原告の李鶴来(イハンネ)さん(74)=東京都保谷市=らは1942年、シンガポールなどの捕虜収容所で監視員を務め、連合国裁判で死刑判決などを受け、1人が銃殺刑となり、6人が服役後に釈放された。東京高裁判決(98年7月)は元軍属敗訴の東京地裁判決(96年9月)を支持したが「適切な立法措置を講じることが期待される」と国会に早期立法を促していた。
判決後会見した原告の李さんは「3度にわたる不当な判決で、強く抗議する」と述べ、今村嗣夫弁護団長は「『人権最後の砦』の最高裁はその使命を放棄した」と批判した。
[1999-12-20-19:21]
12/20 17:10 共: 元韓国人軍属ら敗訴確定 BC級戦犯訴訟で上告棄却
共同通信ニュース速報
第二次大戦中に日本軍属となり、BC級戦犯として処罰された韓国・朝鮮人と遺族計八人が、日本政府に総額千四百万円の補償などを求めた訴訟の上告審判決で、最高裁第一小法廷は二十日、請求を退けた一、二審判決を支持、原告側上告を棄却した。元軍属らの敗訴が確定した。
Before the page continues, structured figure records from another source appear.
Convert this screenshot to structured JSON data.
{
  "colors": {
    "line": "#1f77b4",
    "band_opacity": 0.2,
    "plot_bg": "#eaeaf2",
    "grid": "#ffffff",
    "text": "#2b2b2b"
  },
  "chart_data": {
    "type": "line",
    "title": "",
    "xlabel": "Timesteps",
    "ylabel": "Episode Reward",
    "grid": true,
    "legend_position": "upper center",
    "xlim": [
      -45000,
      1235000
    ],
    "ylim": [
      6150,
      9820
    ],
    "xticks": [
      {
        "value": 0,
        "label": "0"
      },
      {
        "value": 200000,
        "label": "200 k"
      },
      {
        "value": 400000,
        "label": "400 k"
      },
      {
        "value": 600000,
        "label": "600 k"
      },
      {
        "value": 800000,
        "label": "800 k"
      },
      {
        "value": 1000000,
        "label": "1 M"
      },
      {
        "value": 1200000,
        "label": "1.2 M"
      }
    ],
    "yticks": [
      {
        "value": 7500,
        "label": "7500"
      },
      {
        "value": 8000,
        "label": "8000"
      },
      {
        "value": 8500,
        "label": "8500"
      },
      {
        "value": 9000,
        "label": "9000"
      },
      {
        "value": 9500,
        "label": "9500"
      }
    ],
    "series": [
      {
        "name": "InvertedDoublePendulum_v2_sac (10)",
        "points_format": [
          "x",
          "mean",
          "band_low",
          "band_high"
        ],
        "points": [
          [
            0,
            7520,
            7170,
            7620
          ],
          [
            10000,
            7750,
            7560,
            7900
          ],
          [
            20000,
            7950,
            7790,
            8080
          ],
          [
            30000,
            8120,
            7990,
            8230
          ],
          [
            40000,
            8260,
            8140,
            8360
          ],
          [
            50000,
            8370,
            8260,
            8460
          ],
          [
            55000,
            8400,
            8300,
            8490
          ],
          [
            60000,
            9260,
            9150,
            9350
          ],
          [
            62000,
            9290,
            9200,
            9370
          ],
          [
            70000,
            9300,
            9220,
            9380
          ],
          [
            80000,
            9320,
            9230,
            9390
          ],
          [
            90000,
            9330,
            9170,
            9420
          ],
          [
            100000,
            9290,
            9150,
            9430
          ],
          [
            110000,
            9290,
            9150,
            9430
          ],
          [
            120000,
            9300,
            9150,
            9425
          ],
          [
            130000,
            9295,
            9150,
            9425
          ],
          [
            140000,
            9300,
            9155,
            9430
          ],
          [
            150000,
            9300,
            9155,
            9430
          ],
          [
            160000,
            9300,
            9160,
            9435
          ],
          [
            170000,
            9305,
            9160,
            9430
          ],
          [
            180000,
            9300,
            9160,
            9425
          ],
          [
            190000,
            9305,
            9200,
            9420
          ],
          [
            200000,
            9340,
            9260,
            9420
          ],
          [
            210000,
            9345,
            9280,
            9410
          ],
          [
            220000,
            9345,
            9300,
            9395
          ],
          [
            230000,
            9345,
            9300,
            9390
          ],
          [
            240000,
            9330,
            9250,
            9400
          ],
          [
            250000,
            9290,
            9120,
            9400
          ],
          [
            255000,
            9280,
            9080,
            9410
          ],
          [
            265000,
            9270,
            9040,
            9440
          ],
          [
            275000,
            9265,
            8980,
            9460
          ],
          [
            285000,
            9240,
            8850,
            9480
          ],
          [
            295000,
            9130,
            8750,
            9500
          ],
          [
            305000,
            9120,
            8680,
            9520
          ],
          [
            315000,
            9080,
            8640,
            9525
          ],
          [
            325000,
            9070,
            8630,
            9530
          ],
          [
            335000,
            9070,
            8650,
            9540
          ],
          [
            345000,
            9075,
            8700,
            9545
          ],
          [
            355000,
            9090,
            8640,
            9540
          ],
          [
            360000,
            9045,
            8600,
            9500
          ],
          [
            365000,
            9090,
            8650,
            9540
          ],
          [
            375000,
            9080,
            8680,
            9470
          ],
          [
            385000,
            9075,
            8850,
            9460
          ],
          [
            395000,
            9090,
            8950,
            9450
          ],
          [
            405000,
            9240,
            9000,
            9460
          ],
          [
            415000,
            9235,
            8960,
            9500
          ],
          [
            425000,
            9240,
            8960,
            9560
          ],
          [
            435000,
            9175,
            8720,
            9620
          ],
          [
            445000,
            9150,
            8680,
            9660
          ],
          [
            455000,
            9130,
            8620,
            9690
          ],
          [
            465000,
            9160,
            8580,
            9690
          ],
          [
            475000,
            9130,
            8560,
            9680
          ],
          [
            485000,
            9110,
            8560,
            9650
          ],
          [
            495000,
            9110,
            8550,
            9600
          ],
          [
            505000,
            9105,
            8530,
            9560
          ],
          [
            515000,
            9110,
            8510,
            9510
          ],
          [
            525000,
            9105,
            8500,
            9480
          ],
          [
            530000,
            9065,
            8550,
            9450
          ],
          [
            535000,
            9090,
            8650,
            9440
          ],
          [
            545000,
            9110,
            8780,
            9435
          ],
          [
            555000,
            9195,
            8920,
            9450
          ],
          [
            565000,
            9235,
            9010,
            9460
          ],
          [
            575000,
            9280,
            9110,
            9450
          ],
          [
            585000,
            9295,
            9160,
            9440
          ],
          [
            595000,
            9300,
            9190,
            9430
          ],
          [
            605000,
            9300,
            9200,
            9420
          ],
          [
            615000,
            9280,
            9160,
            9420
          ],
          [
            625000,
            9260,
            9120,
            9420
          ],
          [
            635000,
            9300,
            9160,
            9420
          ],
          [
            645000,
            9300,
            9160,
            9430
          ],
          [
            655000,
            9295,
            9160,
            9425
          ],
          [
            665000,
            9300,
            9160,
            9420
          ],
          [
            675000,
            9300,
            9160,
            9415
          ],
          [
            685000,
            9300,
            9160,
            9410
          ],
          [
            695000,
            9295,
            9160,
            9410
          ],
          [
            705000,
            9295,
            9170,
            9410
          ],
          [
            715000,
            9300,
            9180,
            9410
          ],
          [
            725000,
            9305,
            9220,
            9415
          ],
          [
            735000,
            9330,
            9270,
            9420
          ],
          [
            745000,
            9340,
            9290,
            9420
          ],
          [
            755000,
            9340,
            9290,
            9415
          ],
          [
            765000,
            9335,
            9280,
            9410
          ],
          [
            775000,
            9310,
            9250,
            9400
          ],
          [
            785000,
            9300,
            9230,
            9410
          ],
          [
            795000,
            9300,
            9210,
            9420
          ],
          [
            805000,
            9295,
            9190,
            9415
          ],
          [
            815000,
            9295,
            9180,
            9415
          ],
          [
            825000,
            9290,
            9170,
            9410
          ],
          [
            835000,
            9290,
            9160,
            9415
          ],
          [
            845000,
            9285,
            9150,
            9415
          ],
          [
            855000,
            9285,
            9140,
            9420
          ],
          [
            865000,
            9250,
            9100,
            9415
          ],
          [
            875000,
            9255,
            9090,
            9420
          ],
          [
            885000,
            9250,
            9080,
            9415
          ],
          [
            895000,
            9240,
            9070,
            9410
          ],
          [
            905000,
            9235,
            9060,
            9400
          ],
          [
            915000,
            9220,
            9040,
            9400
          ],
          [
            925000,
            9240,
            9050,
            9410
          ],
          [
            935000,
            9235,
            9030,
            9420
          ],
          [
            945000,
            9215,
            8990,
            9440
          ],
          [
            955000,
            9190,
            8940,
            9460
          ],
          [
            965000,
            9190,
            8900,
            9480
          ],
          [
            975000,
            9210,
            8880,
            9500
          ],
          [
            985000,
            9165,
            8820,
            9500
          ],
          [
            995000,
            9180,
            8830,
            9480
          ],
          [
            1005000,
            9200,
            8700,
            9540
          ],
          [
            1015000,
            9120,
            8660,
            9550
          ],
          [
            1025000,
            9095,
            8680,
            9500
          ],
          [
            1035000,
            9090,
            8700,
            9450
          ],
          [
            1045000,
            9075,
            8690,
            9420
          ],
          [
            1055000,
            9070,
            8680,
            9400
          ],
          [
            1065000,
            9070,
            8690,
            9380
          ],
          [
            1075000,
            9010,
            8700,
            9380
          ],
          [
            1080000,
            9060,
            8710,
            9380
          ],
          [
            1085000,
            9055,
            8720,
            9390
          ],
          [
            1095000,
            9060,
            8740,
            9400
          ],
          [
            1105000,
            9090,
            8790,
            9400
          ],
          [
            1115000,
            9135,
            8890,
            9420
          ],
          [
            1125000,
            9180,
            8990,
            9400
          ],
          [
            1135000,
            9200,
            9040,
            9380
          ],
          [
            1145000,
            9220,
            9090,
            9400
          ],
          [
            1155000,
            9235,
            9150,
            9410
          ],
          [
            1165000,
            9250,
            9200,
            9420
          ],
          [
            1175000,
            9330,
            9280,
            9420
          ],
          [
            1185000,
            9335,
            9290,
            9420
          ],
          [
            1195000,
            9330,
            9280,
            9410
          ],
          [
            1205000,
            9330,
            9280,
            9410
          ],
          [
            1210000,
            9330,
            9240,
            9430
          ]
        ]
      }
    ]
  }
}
判決理由で小野幹雄裁判長は、元軍属側の「適用すべき補償立法がないなら、条理(ものごとの当然の道理)によって補償すべきだ」との主張について「そうした条理はいまだ存在しない」と退けた。
しかし「犠牲の深刻さにかんがみると、補償の立法措置がないことに不満を抱く元軍属らの心情は理解できないものではない」とした。訴えていたのは、東京都保谷市の韓国人李鶴来さん(74)ら。「いや応なく日本軍に徴用された揚げ句、戦後は戦犯として長期間拘束され生活が困難な境遇に置かれたのに、日韓双方から何の補償も得られなかった」と提訴した。
一審東京地裁(一九九六年九月)、二審東京高裁(九八年七月)とも訴えを退けたが、高裁判決は「問題の早期解決のため適切な立法措置が期待される」と指摘していた。訴えによると、李さんらは大戦中、タイの泰緬(たいめん)鉄道建設現場などで連合軍捕虜の監視役として配置された。敗戦後、連合軍側の軍事裁判は、捕虜虐待などの理由で死刑や長期の懲役刑を宣告。原告のうち一人は銃殺、六人は海外で服役後、東京の巣鴨刑務所に移されたという。